Diary of Charles Francis Adams, volume 7

356 Thursday. 7th. CFA Thursday. 7th. CFA
Thursday. 7th.

This morning was remarkably cut up. I first attended an auction at which I was desirous of buying some things, then spent time in reading the President’s Message which has come and which appears to me a virtual retreat from his high ground.1 It is however very adroitly covered, and we must wait to see whether the conservatives will regard it as enough.

Walk and occupied until I went home to read Herodotus. Afternoon, a tendency to head ach which came on worse and worse towards night. I managed however to counteract it today. La Science des Medailles. Evening, Mr. Brooks was here.

I went out to attend a meeting called without distinction of party to oppose Mr. Eliot’s election.2 Without feeling a particle of hostility to him personally and having now no motive, since his retracting his refusal to grant Faneuil Hall beyond a general dislike of the unremoved principle of that refusal, I yet felt it my duty to do my part in showing that that principle was not our’s. The court room was full, but there had been no previous concert, and inasmuch as the firemen appeared the principal persons engaged I left before it succeeded in effecting any organization. There seemed to be material enough for an opposition without any concert to bring it into action. Home. Mr. Brooks had not gone and Mr. Walsh came in. Conversation upon banking.

1.

The Van Buren message on currency and banks, delivered on the 5th, was printed in Boston papers on the 8th (Daily Advertiser, p. 1, cols. 1–6, p. 2, col. 1).

2.

Samuel A. Eliot, mayor of Boston, was seeking reelection.

Friday 8th. CFA Friday 8th. CFA
Friday 8th.

We have fine, clear weather now. I went to the Office and upon some commissions, then went down to Faneuil Hall to attend the meeting upon the Alton murder. The circumstances which have attended this Meeting rendered it a highly interesting one. The hall was very full, and not much time was needed to show that two parties existed in it. Dr. Channing was speaking when I went in. He looked to me somewhat agitated and anxious, but his manner was slow and drawling which produces more effect in the pulpit than here. His speech seemed to be a kind of justification of himself in moving the public meeting and in preparing the resolutions which he said he expected and wished to be known here and every where. He was followed by G. S. Hillard who in a brief and well turned speech explained the ground of the public meeting.

357 image 358

Thus far things were quiet but Mr. J. T. Austin thought proper to put in a bar to the proceedings. It did not seem clear to me what good object he could have had, for he produced no substantial course, and limited himself to insulting the motives and proceedings of the Abolitionists. This was easily enough done in a city corrupted heart and soul by the principles of slavery, and with a majority present almost ready to use force to bear him out right or wrong if necessary. His argument was that the mob of Alton was justified by the case. Lovejoy was acting against the safety of the people of Missouri, in a place on the border of the State where the law of that State could not touch him, that the laws of two States thus conflicting in a case of imminent danger the people rose up in their might and decided for themselves. They did in this case no more than our ancestors who threw overboard the tea in Boston harbour and who thinks of censuring them for a riot. The fact of a clergyman’s falling only showed that a clergyman was out of his place when meddling with the weapons of the flesh and that he died as a fool dieth. The course of the Abolition party was like that of a man who should insist upon the liberation of the wild animals of a Menagerie.

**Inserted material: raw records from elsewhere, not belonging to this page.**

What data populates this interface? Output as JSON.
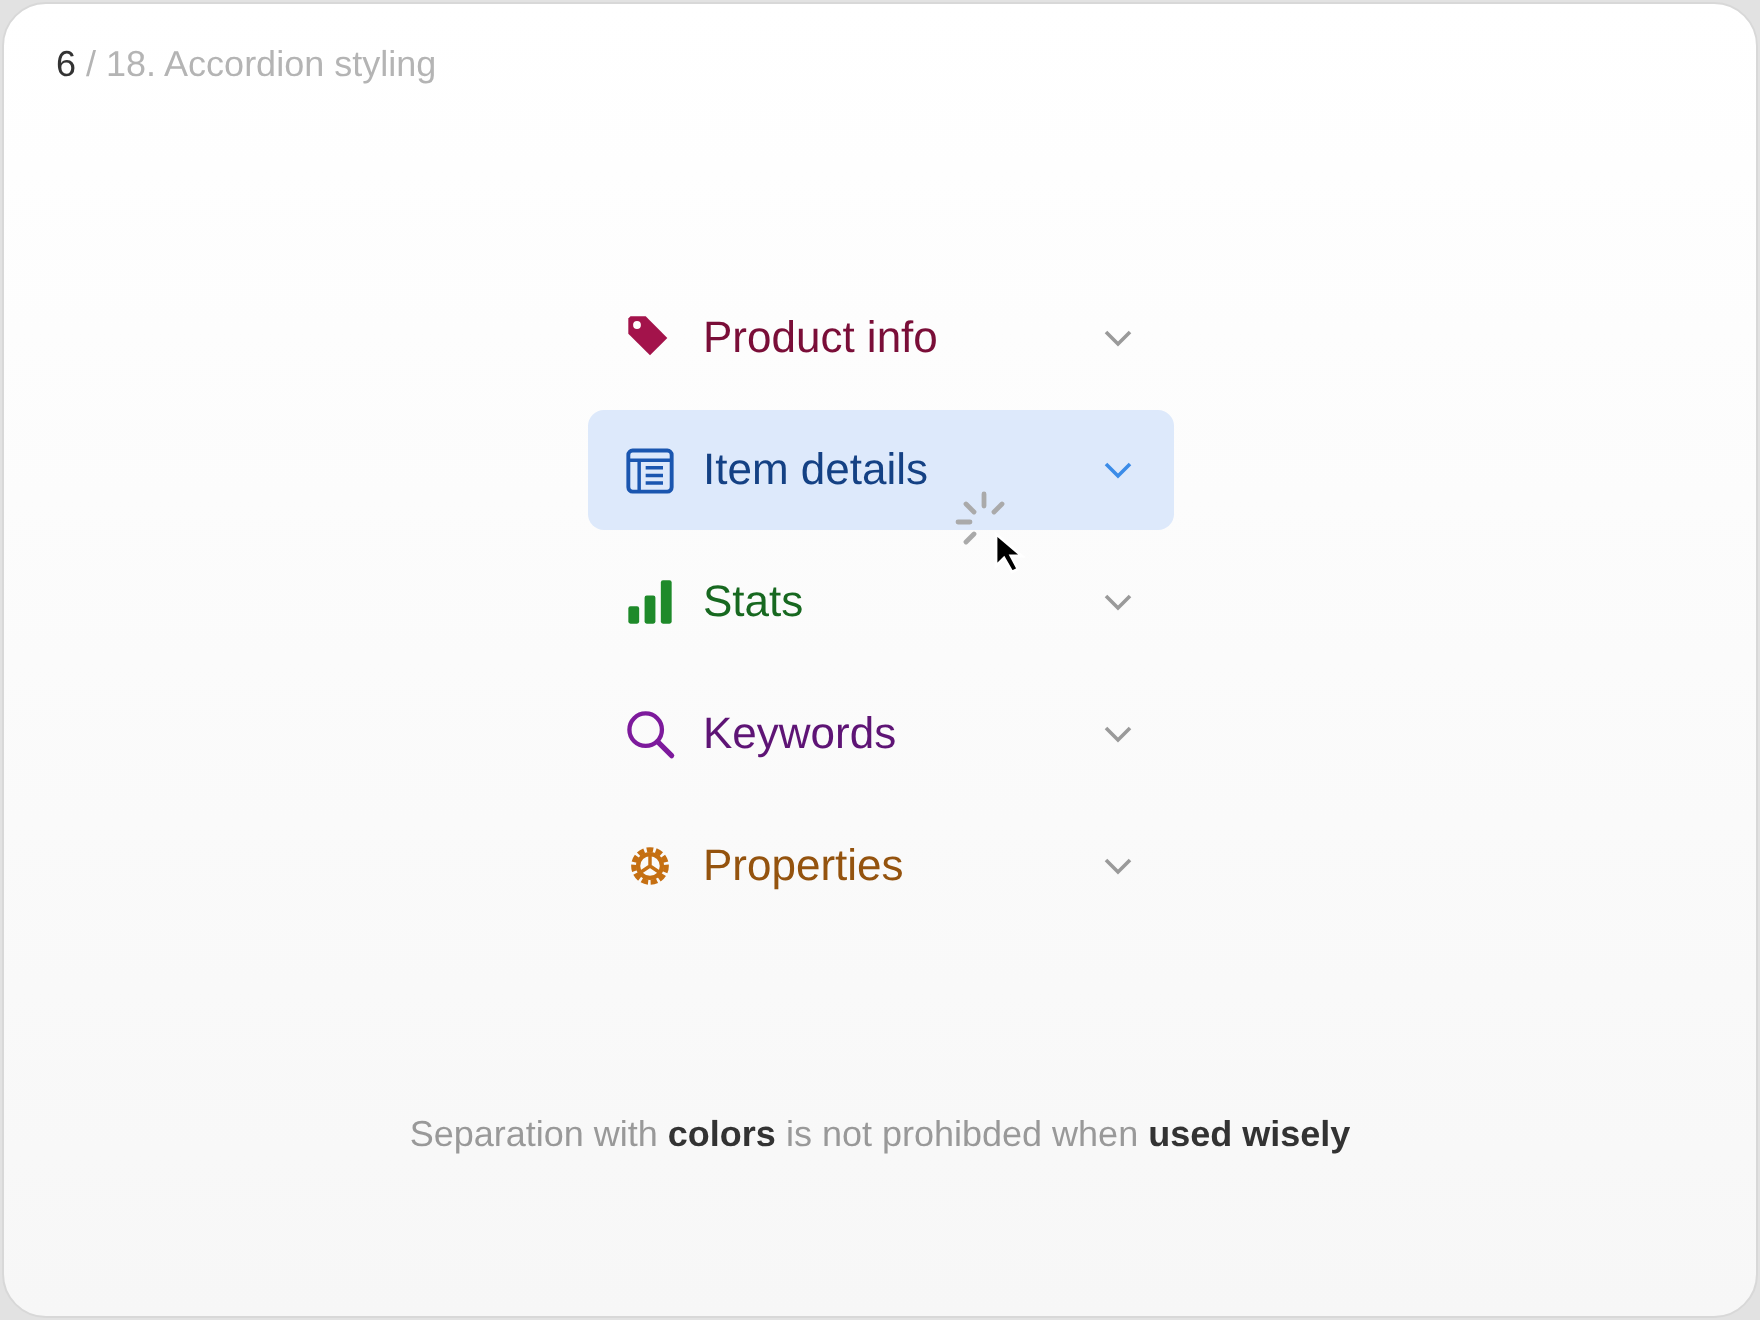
{
  "header": {
    "current": "6",
    "rest": " / 18. Accordion styling"
  },
  "accordion": [
    {
      "label": "Product info",
      "kind": "tag",
      "color": "#a3134b",
      "selected": false
    },
    {
      "label": "Item details",
      "kind": "list",
      "color": "#1a56b0",
      "selected": true
    },
    {
      "label": "Stats",
      "kind": "bars",
      "color": "#1e8a2a",
      "selected": false
    },
    {
      "label": "Keywords",
      "kind": "search",
      "color": "#7d1a9c",
      "selected": false
    },
    {
      "label": "Properties",
      "kind": "gear",
      "color": "#c56f12",
      "selected": false
    }
  ],
  "caption": "Separation with **colors** is not prohibded when **used wisely**"
}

Such was the substance of a speech in Faneuil Hall in 1837 of the Attorney General of Massachusetts,1 applauded at every sentence by a large and powerful party of respectable men. I confess my nerves did not stand it very well and from that moment I went with the meeting. A Young Mr. Phillips followed with some very spirited and ready remarks which were too stinging not to arouse the feeling of the opponents,2 and more than once I thought strong symptoms of a riot to be impending. But he finished quickly and Mr. Bond got up with a mild view of the whole course of proceeding full of moderation and good practical sense. The resolutions were then voted though not without opposition and adjourned.

On the whole, it was the most excited public meeting I was ever present at. And I confess nothing could exceed the mixed amount of disgust and indignation which moved me at the doctrines of the learned expounder of mob law. As I went home, met Davis and walked with him into his Office for a short time. Talk about the whole matter. Then off to deal in Accounts.

Home. Herodotus and Evening, finishing the last sheet of my Essay. Then to Mr. Frothingham’s where my Wife was. Conversation and a little sacred music by him and his boys whom he is training in Chorus. A pretty sight and very tolerable execution.

359 1.

On James Trecothick Austin in another context, see vol. 5:369.

2.

The impromptu speech of Wendell Phillips, Harvard 1831, was notable not only for its impact upon his auditors but as the initial public effort in Boston of his long and effective career on behalf of abolitionism and other moral causes ( DAB ).